Komutanların istifasını konu alan haber ve yorumların büyük bölümü “yeni Türkiye”nin altını çiziyor. Yanlış değil bu niteleme; gerçekten de bugüne kadar alışmadığımız bir gelişme bu. Yenilik özellikle şûrâda: Komutanlar istifa ediyor ve bu gelişme “olağan” bir olay muamelesi görüyor. Bugüne kadar “olağanüstü” olmasına alıştığımız bir devlet aygıtı –nihayet- olması gereken alana davet ediliyor.

“İnatçı” bazı kalemler dışında medya mensuplarının çok büyük bir bölümü söz konusu “yeni Türkiye”nin hasretini çekiyormuş da haberimiz yokmuş! Bu gözlemimi “eski defterleri” aralamak amacıyla yaptığım sanılmasın, değişmek herkesin hakkıdır. Ama bu haber başlıkları ve yorumlarda meselenin biraz abartıldığı da muhakkak.... İstifaların bir “milat” olarak takdim edilmesi iddia edildiği kadar doğru olmasa gerek. Çünkü önümüzde hâlâ katedilmesi gereken bayağı uzun bir yol var. Şahit olduğumuz sevincin kaynağının “Ordunun siyasal alanı terk etmesi” olduğu muhakkak; ancak “siyaset” sözcüğünü dar anlamıyla kullanmıyorsak yüz yıla yakındır ülkenin erkek milletinin içinde epeyce zaman geçirdiği bir kurumun aşıladığı değerlerden kurtulabilmek sanıldığı kadar kolay değildir.

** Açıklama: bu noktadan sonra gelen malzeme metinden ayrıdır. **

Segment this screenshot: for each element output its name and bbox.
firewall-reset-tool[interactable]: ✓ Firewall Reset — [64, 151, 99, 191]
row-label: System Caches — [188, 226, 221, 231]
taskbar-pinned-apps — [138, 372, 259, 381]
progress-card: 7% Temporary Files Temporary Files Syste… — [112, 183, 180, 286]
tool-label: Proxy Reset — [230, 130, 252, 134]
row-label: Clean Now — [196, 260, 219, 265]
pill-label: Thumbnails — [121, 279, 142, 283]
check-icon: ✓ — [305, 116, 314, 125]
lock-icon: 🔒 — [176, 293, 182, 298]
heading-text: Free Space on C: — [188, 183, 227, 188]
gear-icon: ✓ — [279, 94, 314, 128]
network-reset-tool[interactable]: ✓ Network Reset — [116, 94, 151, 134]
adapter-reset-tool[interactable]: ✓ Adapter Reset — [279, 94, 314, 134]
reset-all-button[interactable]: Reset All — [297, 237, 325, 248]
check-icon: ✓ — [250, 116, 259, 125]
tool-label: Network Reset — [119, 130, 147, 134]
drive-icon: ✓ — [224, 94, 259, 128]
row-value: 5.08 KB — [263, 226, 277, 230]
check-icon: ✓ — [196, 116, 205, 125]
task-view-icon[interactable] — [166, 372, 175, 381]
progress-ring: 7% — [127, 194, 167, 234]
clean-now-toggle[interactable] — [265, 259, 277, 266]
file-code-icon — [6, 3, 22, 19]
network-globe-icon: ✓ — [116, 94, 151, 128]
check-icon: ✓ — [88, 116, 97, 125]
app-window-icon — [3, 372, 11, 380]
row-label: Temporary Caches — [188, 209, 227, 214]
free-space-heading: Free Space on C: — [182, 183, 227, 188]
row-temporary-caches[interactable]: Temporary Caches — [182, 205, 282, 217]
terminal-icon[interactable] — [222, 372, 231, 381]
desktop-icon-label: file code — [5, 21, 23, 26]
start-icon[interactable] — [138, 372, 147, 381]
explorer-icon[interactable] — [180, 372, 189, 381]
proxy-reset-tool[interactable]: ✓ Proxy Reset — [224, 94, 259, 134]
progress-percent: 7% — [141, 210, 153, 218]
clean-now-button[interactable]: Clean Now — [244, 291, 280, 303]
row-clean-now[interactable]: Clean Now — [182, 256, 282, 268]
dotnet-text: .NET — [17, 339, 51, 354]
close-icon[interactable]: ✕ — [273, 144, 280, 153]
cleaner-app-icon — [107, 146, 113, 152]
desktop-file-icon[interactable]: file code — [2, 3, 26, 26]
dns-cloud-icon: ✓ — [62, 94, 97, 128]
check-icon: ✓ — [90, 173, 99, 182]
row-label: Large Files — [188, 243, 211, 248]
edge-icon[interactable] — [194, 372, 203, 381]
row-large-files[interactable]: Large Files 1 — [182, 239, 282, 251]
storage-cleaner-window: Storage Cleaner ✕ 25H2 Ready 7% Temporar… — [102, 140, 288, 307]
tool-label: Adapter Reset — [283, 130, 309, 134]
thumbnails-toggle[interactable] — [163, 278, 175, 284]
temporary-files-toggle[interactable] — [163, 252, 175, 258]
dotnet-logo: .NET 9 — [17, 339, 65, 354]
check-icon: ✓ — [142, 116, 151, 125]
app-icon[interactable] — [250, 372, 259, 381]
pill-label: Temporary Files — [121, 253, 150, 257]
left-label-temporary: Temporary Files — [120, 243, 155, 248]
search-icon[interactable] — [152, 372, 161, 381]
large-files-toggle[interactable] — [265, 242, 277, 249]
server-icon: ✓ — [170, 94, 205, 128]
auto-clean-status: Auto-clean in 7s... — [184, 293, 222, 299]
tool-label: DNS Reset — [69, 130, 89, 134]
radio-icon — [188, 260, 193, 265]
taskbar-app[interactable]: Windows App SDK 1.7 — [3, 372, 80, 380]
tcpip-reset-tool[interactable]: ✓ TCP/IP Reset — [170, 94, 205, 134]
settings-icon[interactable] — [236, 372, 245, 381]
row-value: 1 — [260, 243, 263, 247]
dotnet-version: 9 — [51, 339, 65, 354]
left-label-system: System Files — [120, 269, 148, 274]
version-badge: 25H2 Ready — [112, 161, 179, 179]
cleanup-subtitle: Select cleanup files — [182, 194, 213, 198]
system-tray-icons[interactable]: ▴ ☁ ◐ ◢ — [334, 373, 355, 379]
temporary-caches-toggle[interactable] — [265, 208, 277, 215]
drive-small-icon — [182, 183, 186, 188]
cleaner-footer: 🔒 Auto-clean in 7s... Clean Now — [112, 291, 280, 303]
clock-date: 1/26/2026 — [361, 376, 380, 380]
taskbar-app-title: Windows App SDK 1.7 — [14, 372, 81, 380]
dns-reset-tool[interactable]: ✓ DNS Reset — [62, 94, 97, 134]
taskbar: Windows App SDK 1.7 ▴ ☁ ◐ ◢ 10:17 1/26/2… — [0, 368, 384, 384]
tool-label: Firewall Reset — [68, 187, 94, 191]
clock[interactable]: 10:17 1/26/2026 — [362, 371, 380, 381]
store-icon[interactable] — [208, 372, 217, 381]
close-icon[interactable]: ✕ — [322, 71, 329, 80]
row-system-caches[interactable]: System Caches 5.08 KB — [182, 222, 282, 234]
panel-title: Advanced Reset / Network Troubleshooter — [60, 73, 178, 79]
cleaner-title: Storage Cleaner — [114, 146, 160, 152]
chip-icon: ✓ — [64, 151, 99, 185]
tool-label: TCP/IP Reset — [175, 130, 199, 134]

İstifaların ülke gündemine düştüğü günün akşamı bir televizyon kanalında konunun tartışıldığı bir programla karşılaştım. Emekli subay olduklarını öğrendiğimiz konuşmacılar “istifalar”ı “olağan” kılan siyasi çerçeveyi –ve böylece “yeni Türkiye”yi- göklere çıkarıp TSK''nın bugünkü yüksek rütbeli subaylarını var güçleriyle eleştiriyorlardı. Dikkat ettim, eleştirilerin büyük bölümü istifa eden komutanların “cesaret”, “yiğitlik” gibi askerlik mesleğinin değerlerinden ne kadar uzak düştüklerine ilişkindi. Hatta konuşmacılardan birisi hızını alamayıp, tarihten iyi bir örnek olarak Merzifonlu Kara Mustafa Paşa''nın başını celladına uzatmadan padişaha hitaben kaleme aldığını söylenen mektuptan da (aklında kaldığı kadar tabii ki!) söz etmeyi bile unutmadı. Gülümsememek imkânsızdı doğrusu... Bir taraftan TSK''nın “milletin ayrılmaz bir parçası” değil doğrudan bir devlet aygıtı olduğunun nihayet anlaşılmaya başlandığına işaret eden bir olay (istifalar) yaşanıyor, ama aynı anda -Merzifonlu da unutulmayarak- “orduyu ordu yapan” o muhteşem değerler bütünü anlatmakla bitirilemiyordu.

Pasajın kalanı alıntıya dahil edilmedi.